How Are We Faring With Welfare? - May 2001

Denver Women's Commission
How Are We Faring With Welfare? - May 2001

May 2, 2001
Prepared by Chaer Robert
For Colorado Woman News

How Are We Faring With Welfare?

What is the measure of success? In the first three years since Colorado reformed our welfare system, the number of single parents and their children on Temporary Assistance to Needy Families has decrease by 70%. When you add in two-parent families and “child-only cases” who live with other relatives, our caseload has dropped 51%.

On the flip side, only 20% of those who have left Colorado Works—Colorado’s TANF program-- have earnings above the poverty level at the end of a year. When you add in child support and alimony and other family earnings, the figure rises to 35%. Yet even “poverty level”---$14,630 for a family of three—is far from self-sufficient. Among those who left TANF at the end of 1998, 32% were continuously employed for a year; 38% were employed sporadically; 30% were not employed after leaving Colorado Works

The picture brightens for those who were able to keep their jobs. After one year, earnings increased 15%, after two years--37%. So how can we help those transitioning from welfare to work sustain employment? Providing more post-employment supports-- financially, emotionally and in the form of transitional services-- is key. That has been the focus of state legislation this year.

Possibly the most significant bill passed the year was HB 1004 – Increasing the Earned Income Disregards by Rep. Lynn Hefley. It was a top recommendation from the Governor's Welfare Reform Committee, Co-Chaired by Treasurer Mike Coffman—who sponsored Colorado’s welfare reform legislation—and Steff Clothier of Catholic Charities. Previously, a woman lost TANF as soon as she took virtually any job. Under this bill, two-thirds of her income for the first year after employment will not count against her eligibility for TANF. This would allow Human Services to work with her longer into her employment, helping her meet the new challenges created by working. This extra help has its price—the extra time on TANF would count against her 5-year lifetime limit.

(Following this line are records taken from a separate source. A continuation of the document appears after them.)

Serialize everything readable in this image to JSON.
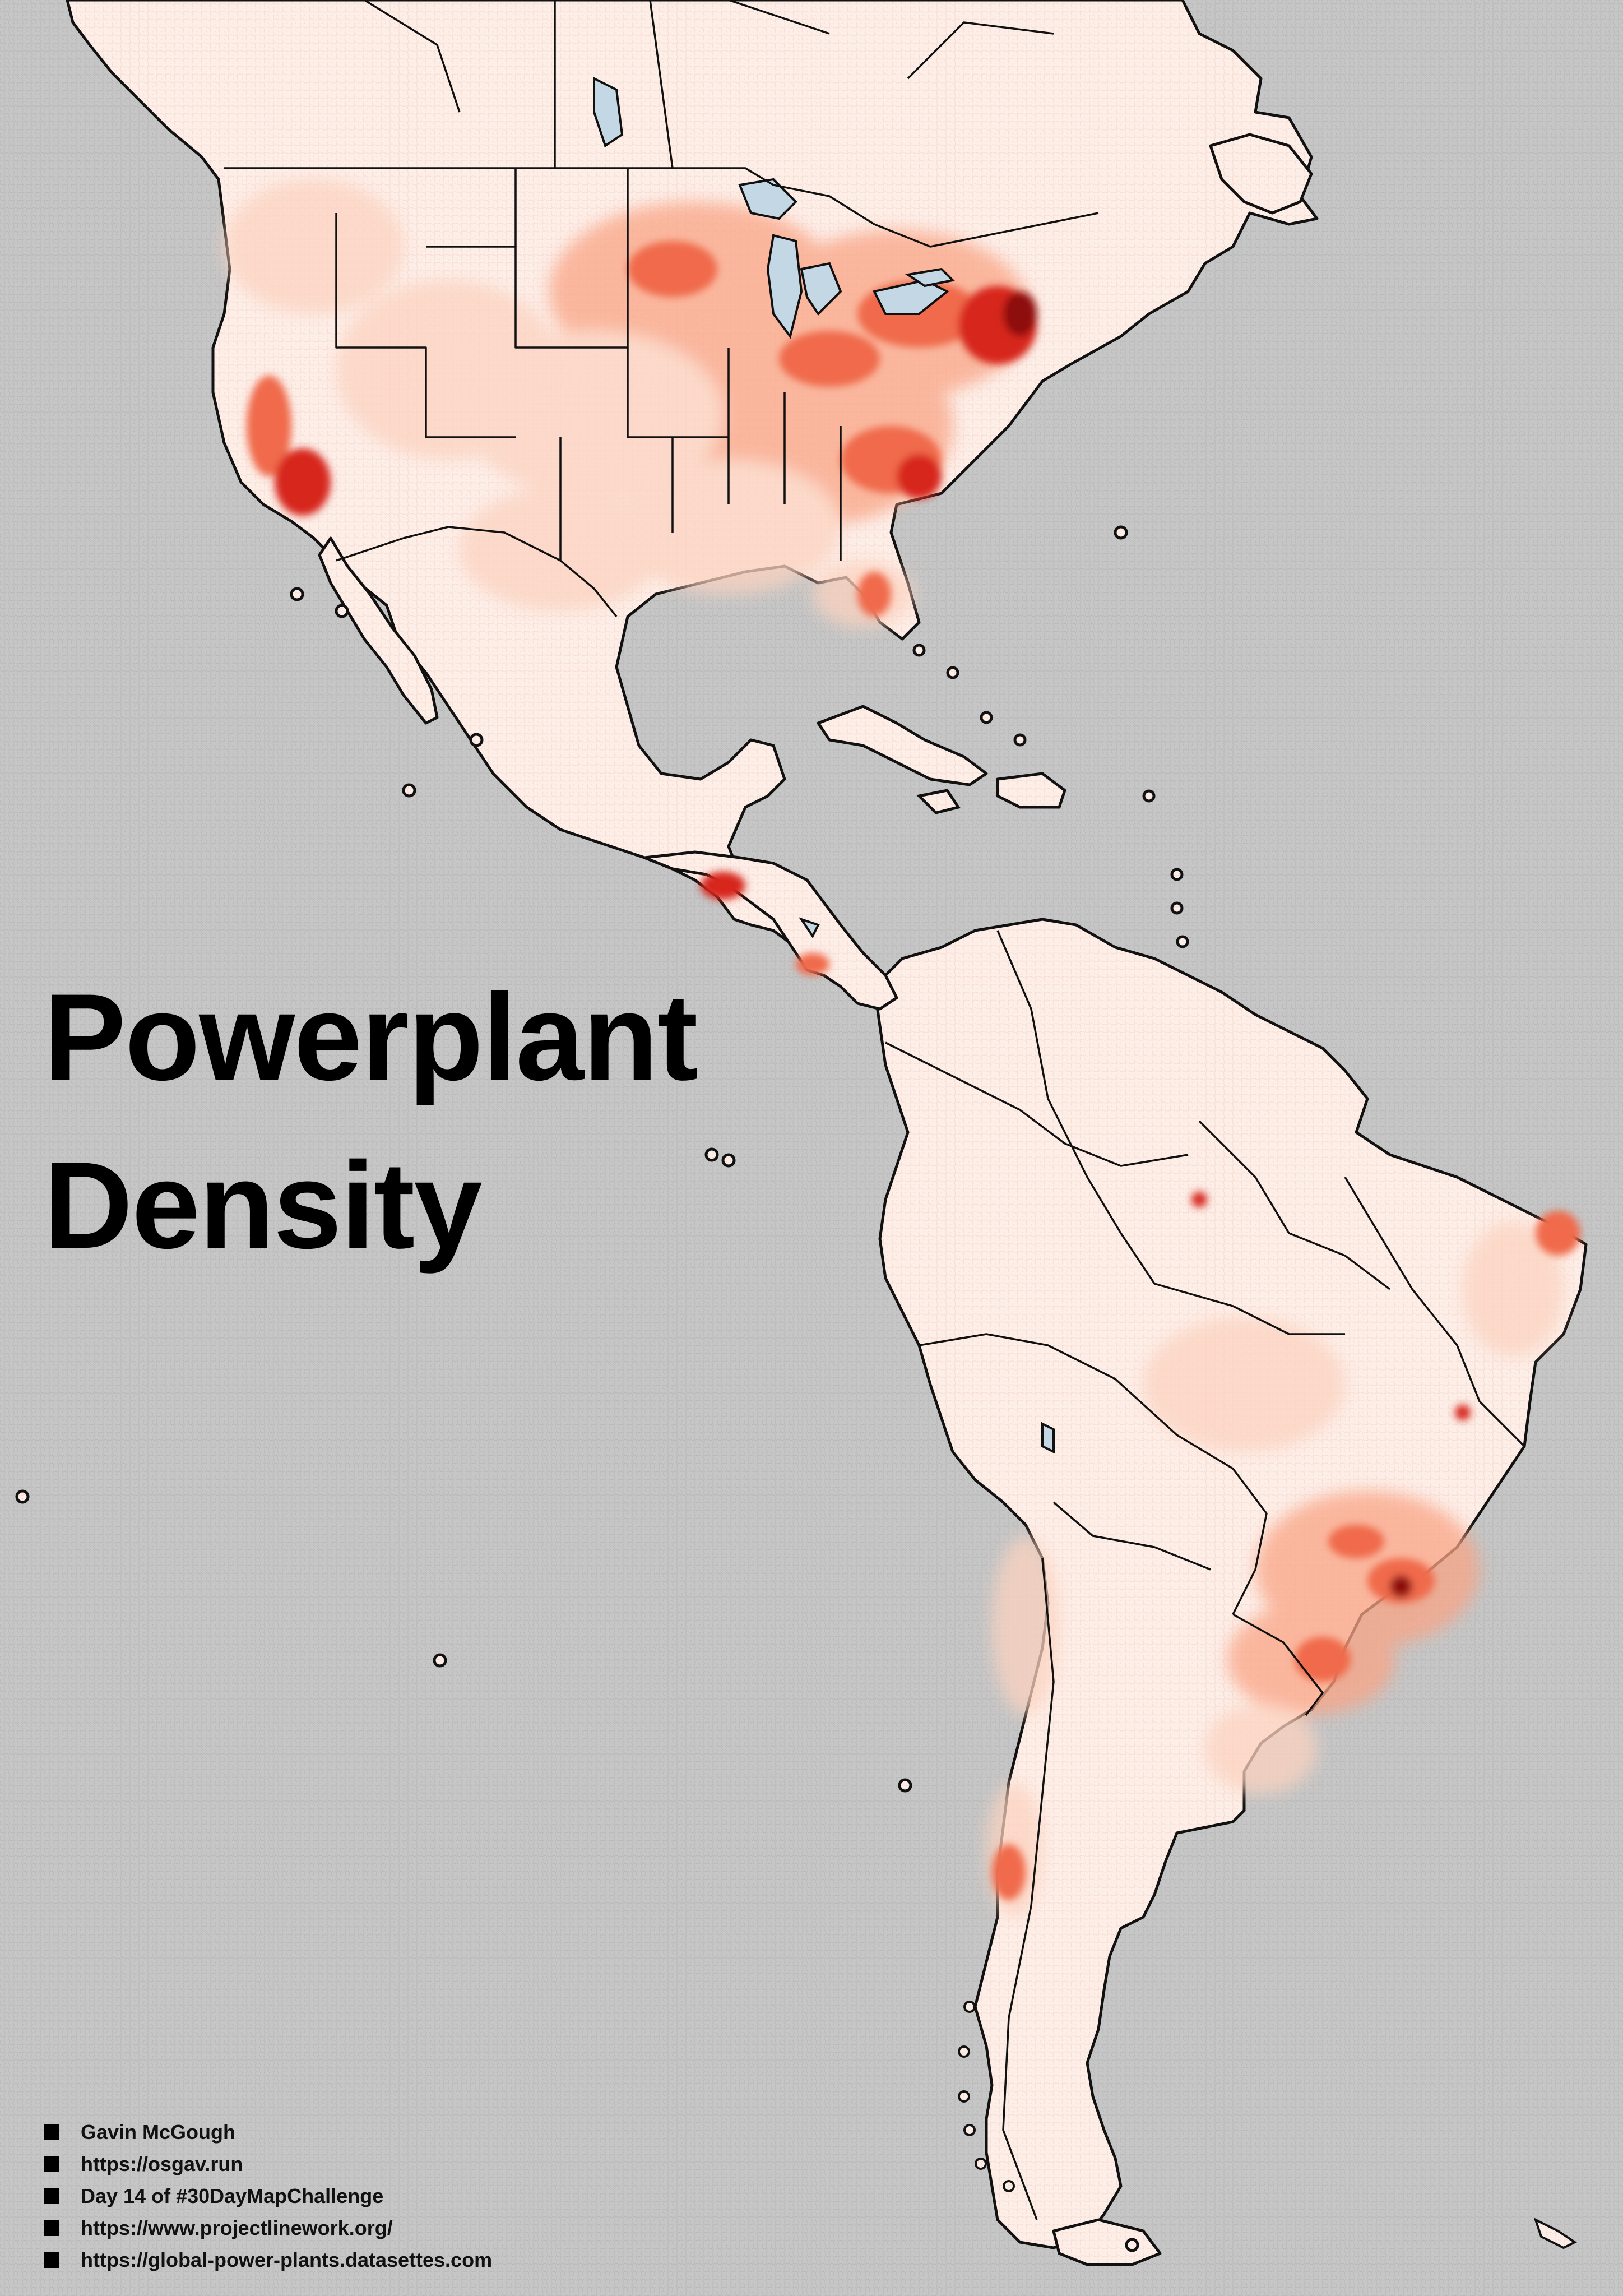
{
  "title": {
    "line1": "Powerplant",
    "line2": "Density"
  },
  "credits": [
    "Gavin McGough",
    "https://osgav.run",
    "Day 14 of #30DayMapChallenge",
    "https://www.projectlinework.org/",
    "https://global-power-plants.datasettes.com"
  ],
  "colors": {
    "ocean": "#c6c6c6",
    "land_base": "#fdeee8",
    "low": "#fcd3c0",
    "mid": "#f9a586",
    "high": "#f06a4b",
    "very_high": "#d7281e",
    "max": "#8e0a10",
    "lakes": "#c4d7e4",
    "borders": "#111111"
  },
  "legend_icon": "square-bullet-icon"
}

Most women (65%) leaving TANF do not use the subsidized child care program; 39% do not get transitional Medicaid. Rep. Betty Boyd’s HB 1234 encourages counties to conduct exit interviews. Through this process, more women would find out about transitional benefits and programs that could help them on the job. Information from the interviews would be incorporated into the annual audit. Rep. Tochtrop’s HB 1022 was also recommended by the Governor’s Welfare Reform Committee. In its original form, it eliminated the requirement that families be Medicaid eligible for 3 of the last 6 months to qualify for transitional Medicaid benefits. Today’s fast-tracking into employment does not allow many recipients to remain on TANF until they qualify for one year of transitional Medicaid. Only half of employed ex-TANF recipients studied had access to health insurance through their employer. The bill also streamlined the eligibility reporting. But because of the bill’s cost, it was amended into an encouragement that counties assist clients in obtaining transitional Medicaid.

Most women (85%) on TANF face one or more barrier to getting and keeping a job. Most common (in order) are: mental/emotional health, housing, child care, transportation, health problems, lack of job skills, domestic violence, family member substance abuse and their own substance abuse.

Working with the Colorado Coalition Against Domestic Violence, the Colorado Center for Law and Policy asked Rep. Jennifer Veiga’s to amend her bill on domestic violence to require the state to provide ongoing domestic violence training and material to county Human Services staff. Victims of domestic should qualify for waivers from some of the requirements of the TANF program. One fourth of TANF recipients face barriers related to domestic violence. Only 15 % of those with domestic violence barriers receive services. This bill would facilitate relationships between local domestic violence service providers and county departments of Human Services, so that more domestic violence victims actually receive services.

Caseloads have plummeted. Much of the money earmarked to help those on welfare sits unused. Yet poverty and needs remain. To address this, and help create additional community resources to address the various barriers, Rep. Debbie Stafford’s HB 1169 relaxes some of the paperwork requirements for counties to contract with community organizations, while, hopefully, requiring programmatic and fiscal accountability.

Should the measure of our success be caseload reduction? Or does that just say our state is helping far fewer families in need. The truer measure would be increased earning capacity, and family well being.